The home itself is a structure worthy of Edward Gorey's imagination, with turrets, crazy passages and rooms, carvings inside and out, and a second floor conservatory over a porte cochere. At the turn of the grand staircase is the entrance to the elevated conservatory, and this entrance is surrounded by a wall of pictorial stained glass. Comprised of three individual stained glass windows the wall showcases one large horizontal street scene depicting an event in Sweden's history which spans the length of the landing, and two smaller windows on either side of the doorway into the conservatory, each showing a knight.

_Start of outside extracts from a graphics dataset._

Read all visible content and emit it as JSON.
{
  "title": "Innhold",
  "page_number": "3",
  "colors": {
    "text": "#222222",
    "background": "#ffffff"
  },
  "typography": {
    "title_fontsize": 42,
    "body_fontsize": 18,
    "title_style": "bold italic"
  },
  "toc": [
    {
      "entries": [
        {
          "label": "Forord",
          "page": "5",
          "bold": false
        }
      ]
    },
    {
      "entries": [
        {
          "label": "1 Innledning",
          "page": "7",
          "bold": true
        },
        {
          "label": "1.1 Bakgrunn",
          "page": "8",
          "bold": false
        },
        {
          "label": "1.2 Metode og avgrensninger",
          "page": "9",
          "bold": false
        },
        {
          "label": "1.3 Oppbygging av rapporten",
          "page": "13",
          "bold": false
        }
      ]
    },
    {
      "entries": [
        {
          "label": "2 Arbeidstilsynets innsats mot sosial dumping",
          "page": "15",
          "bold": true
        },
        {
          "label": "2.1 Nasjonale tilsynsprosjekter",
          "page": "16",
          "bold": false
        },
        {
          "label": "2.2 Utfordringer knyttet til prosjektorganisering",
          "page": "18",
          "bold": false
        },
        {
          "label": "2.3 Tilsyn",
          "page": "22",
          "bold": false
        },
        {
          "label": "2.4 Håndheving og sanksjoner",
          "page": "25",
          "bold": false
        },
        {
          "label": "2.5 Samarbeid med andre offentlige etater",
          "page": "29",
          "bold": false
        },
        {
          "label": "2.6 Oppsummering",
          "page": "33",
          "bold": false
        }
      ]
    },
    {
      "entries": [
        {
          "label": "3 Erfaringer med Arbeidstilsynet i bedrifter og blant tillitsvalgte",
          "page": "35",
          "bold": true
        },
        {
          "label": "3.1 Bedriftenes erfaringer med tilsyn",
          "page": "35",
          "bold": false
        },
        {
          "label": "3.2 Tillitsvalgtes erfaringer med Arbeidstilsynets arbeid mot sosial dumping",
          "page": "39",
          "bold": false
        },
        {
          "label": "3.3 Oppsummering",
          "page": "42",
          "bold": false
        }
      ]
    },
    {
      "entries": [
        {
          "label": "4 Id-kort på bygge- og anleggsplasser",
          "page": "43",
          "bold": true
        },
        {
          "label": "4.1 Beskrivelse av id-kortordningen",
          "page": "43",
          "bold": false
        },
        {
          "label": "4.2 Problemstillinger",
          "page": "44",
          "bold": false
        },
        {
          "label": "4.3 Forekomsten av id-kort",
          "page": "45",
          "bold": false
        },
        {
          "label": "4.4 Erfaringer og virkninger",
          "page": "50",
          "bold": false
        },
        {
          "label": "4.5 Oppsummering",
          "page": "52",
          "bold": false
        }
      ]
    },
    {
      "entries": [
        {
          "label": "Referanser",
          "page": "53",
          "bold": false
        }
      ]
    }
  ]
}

The knight to the right of the doorway looks as if it has stepped out of an Edward Gorey drawing from the John Bellairs book series. Everything about this guardian reminded us of Gorey's work, from the stance, to the detailed painting, and the colors chosen. What really changes this from a standard stained glass depiction of a knight guarding an entrance is the head of the knight. The faceless armor is all the more striking because of the eyes looking out from the slits in the face mask. These eyes stare out at passerby and follow you wherever you go on the landing! We expected to be stopped and questioned as we passed by.